I paraphrase, but that is basically the question behind Mindy McAdams' blog post for which she asked three journalism professors who teach magazine courses to tell her the top three magazines they would choose to subscribe to in printed form, no matter how good the Web site for the magazine was.
As publishers of business magazines with both printed and online versions, it's an issue that becomes more urgent by the day here. If people can get the information they need (this is business publishing) easily online, we have to focus the print products on the things that print does best, that is compelling - things such as being able to read it in the bath, to use as a badge (Look at me! I'm reading The Economist!) and, well, something to line the budgie's cage with once you've finished reading it.
So Mindy's question is an excellent way of pursuing this thinking.
My three?
Well, I don't read magazines much any more. I'm even giving up my Time Out subscription because it no longer delivers much in the way of value to me. What do I read?
- The Times newspaper every day (well not ALL of it) because I have 45 minutes on the train to work and I like to browse the paper. And do the crossword on the journey home.

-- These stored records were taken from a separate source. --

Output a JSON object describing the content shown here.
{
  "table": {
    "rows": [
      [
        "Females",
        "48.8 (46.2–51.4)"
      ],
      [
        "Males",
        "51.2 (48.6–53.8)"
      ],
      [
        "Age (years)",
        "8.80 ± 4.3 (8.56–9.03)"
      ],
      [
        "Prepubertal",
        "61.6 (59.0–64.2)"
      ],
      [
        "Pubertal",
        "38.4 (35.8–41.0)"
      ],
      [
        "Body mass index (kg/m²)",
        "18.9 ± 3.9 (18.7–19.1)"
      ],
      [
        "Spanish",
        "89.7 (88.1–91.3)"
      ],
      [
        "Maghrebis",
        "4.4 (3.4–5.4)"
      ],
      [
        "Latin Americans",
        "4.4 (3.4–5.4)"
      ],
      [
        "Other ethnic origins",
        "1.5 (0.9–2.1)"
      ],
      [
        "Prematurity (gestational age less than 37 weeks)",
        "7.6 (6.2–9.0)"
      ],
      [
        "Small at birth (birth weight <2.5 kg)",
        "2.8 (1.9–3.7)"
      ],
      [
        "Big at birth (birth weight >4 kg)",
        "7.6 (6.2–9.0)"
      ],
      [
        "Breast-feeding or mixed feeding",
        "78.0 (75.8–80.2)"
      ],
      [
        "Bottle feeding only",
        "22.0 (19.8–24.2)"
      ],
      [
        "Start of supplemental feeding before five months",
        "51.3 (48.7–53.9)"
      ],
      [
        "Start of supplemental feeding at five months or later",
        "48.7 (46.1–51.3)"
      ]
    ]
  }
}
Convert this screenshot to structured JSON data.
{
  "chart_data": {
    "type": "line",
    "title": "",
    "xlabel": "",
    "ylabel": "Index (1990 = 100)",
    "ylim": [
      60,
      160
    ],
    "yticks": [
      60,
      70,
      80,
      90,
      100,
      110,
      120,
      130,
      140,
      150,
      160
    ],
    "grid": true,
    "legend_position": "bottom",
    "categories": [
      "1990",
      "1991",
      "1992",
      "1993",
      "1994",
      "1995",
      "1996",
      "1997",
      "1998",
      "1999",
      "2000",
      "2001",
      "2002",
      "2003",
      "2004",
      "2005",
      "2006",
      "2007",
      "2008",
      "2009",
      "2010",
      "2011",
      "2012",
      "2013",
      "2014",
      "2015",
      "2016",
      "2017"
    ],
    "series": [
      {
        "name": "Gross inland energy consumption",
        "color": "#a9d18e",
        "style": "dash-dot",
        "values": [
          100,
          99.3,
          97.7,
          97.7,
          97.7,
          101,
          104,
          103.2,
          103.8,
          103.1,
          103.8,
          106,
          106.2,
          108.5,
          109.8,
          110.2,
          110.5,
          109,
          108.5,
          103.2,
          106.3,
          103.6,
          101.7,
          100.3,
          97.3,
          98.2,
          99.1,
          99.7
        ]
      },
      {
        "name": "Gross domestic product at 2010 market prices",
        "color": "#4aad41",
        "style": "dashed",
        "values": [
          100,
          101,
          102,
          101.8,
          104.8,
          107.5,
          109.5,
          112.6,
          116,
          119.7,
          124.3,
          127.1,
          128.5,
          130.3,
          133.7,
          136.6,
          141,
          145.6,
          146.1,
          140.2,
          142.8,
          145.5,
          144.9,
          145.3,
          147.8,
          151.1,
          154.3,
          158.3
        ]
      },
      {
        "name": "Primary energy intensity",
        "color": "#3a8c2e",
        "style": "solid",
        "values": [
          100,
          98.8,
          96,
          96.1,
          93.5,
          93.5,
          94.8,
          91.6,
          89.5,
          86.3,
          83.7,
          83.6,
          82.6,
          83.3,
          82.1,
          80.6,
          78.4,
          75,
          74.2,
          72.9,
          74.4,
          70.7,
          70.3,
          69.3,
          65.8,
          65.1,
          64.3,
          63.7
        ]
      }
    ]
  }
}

- I used to read Vanity Fair every month, but I just don't seem to have the time any more. Anyway, that's one that - if I read it at all - I would read regardless of how good its online offering were
- Ummm. That's it.
I think it might make a rather interesting meme - Adam, Jim, Piers, Dan, Martin?
4 comments:
I read the Guardian every day but as with your Times, that's a commuter thing. Usually the front page "news" is no longer news to me, but it's always interesting to see the agenda. What I value about it, which I don't bother with online, is the analysis, the entertainment (ie columnists) and the football. But of course, it isn't a magazine.
The only magazine that I subscribe to is the LRB, which I value for its quality threshold and serendipitous mix of subject matter. I'm too scared of getting (probably justifiably) punched in the face to use it as a badge, but I do read it in the bath...
Thanks henrypuke. The serendipity quality is an important one, isn't it?
It's a point on which magazines and newspapers score much more highly than the "the news will find me" aspect of the social Internet. I wonder if readers are on the whole conscious of it?
I used to subscribe to tons of magazines and don't any more. But I recently regretted having let my Newsweek subscription lapse and decided to renew it. Why? I don't read it to keep up on the news, which I get daily in so many forms here in the US (newspaper home delivery, online, radio--public and commercial--and both broadcast and cable TV). But I found that the print version of Newsweek helps me stay current on stuff I wouldn't read or hear about otherwise, especially pop culture. It's not just a matter of serendipity, either. I deliberately read the magazine from back to front and stop when I get to the stories I already know about. Years ago, I would have read it front to back.
Hi dpotter
I like this idea of reading the magazine "from back to front and stop when I get to the stories I already know about.
I wonder if news websites should introduce "least read" lists as well as a "most read".